Moving to part-time Emeritus status, Dr. Caine has continued to teach psychiatrists-in-training, mentor early-career faculty and select postdoctoral fellows, participate in research, publish, and continue policy-related consultation.
Professional Background
I joined the Medical Center and the Departments of Psychiatry and of Neurology in July 1978, served as Acting Chair of the Department of Psychiatry from 1993-1996, and as John Romano Professor and Chair from October 1996-August 2017. Since moving to part-time Emeritus status in July 2020, I have continued to work on specific priorities: mentoring and research involving "public health and preventive psychiatry" as it relates to suicide, attempted suicide, and deaths such as overdose fatalities that arise from common risk factors. I continue exploring the social and community factors that contribute to suicide and risk-related deaths, seeking to integrate this understanding with perspectives gained from past work as an inpatient psychiatrist, an outpatient clinician, and a leader of patient-care services. Together with lessons learned from visiting other countries that effectively reduced rates of suicide, my major efforts involve 'rethinking suicide prevention' for the United States.
Research
Dr. Caine’s initial research focused on neuropsychiatry, neuropsychology, and geriatric psychiatry. Subsequently, he has focused for nearly three decades on public health, and health system approaches to preventing suicide, suicide attempts, and risk-related adverse outcomes, in great measure by addressing “upstream” (aka, “distal”) risk and protective factors.
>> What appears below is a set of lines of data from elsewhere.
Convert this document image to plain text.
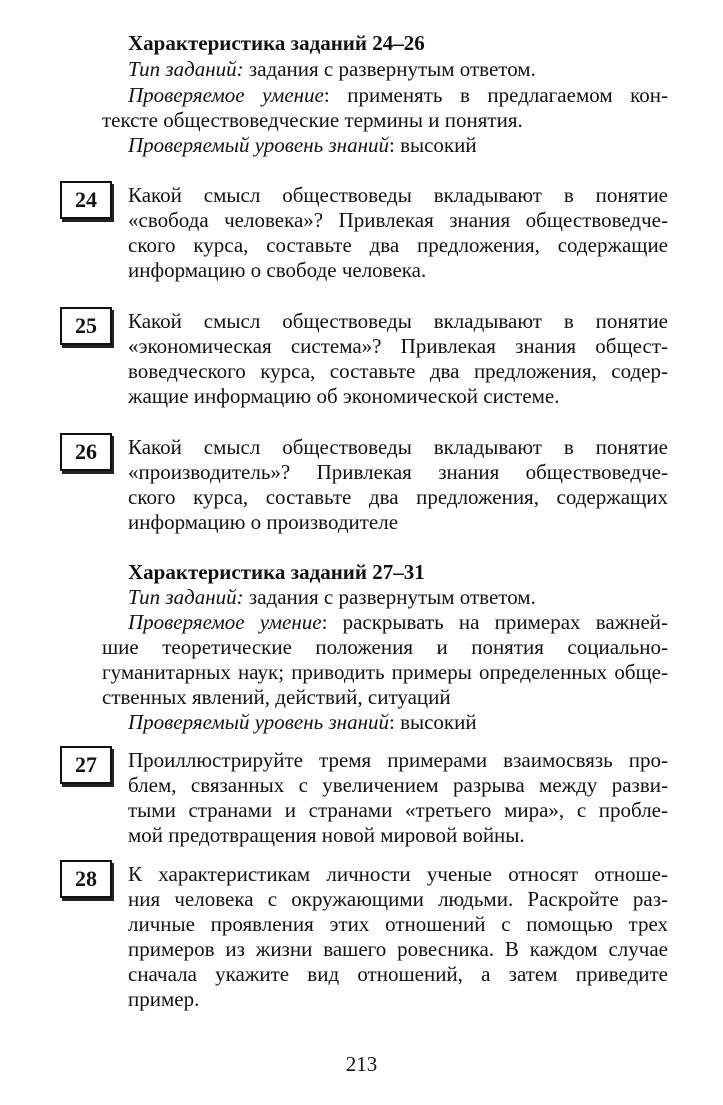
Характеристика заданий 24–26
Тип заданий: задания с развернутым ответом.
Проверяемое умение: применять в предлагаемом кон-
тексте обществоведческие термины и понятия.
Проверяемый уровень знаний: высокий
24	Какой смысл обществоведы вкладывают в понятие
«свобода человека»? Привлекая знания обществоведче-
ского курса, составьте два предложения, содержащие
информацию о свободе человека.
25	Какой смысл обществоведы вкладывают в понятие
«экономическая система»? Привлекая знания общест-
воведческого курса, составьте два предложения, содер-
жащие информацию об экономической системе.
26	Какой смысл обществоведы вкладывают в понятие
«производитель»? Привлекая знания обществоведче-
ского курса, составьте два предложения, содержащих
информацию о производителе
Характеристика заданий 27–31
Тип заданий: задания с развернутым ответом.
Проверяемое умение: раскрывать на примерах важней-
шие теоретические положения и понятия социально-
гуманитарных наук; приводить примеры определенных обще-
ственных явлений, действий, ситуаций
Проверяемый уровень знаний: высокий
27	Проиллюстрируйте тремя примерами взаимосвязь про-
блем, связанных с увеличением разрыва между разви-
тыми странами и странами «третьего мира», с пробле-
мой предотвращения новой мировой войны.
28	К характеристикам личности ученые относят отноше-
ния человека с окружающими людьми. Раскройте раз-
личные проявления этих отношений с помощью трех
примеров из жизни вашего ровесника. В каждом случае
сначала укажите вид отношений, а затем приведите
пример.
213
Dr. Caine led three major research centers, including the CDC funded Injury Control Research Center for Suicide Prevention (ICRC-S; 2012-2020), the NIMH funded CRC for the Study of the Psychopathology of the Elderly (1986-1995), and a NIMH/NIDA developing suicide prevention research center, the Center for Public Health and Population Interventions for Preventing Suicide (PHP-Center; 2004-2010) – the latter serving as a foundation for the later ICRC-S. Each comprised a diverse multidisciplinary group of investigators, with the latter two built as a center-without-walls. Dr. Caine was PI of a collaborative consensus process on public health approaches to suicide prevention, funded from 2001-05 by a coalition of NIMH, NIAAA, NIDA, NINR, NICHD, SAMSHA, and CDC. He was PI/PD for a NIMH Research Education Grant (R25) from 2005-10 that supported the training and development of multiple graduate and post-graduate suicide researchers, as well as community partnership teams, and the PI/PD for a NIMH NRSA from 1988-1992/1993-2013. The NIMH/NIDA funded PHP-Center spawned a wide variety of ongoing grants, as well as the VA VISN 2 Center of Excellence on Suicide Prevention. The ICRC-S, the only such center in the United States devoted specifically to suicide prevention, merged injury prevention and mental health perspectives to forge new public health, community-oriented approaches to preventing suicide, attempted suicide, and their antecedent risks. It provided the foundation for the “Colorado National Collaborative,” which has worked with state and community leaders to build an ongoing community-integrated approach to preventing suicide and related premature deaths. During Dr. Caine’s tenure as Acting Chair and Chair, the Department successfully sponsored 30 NIH K-awards.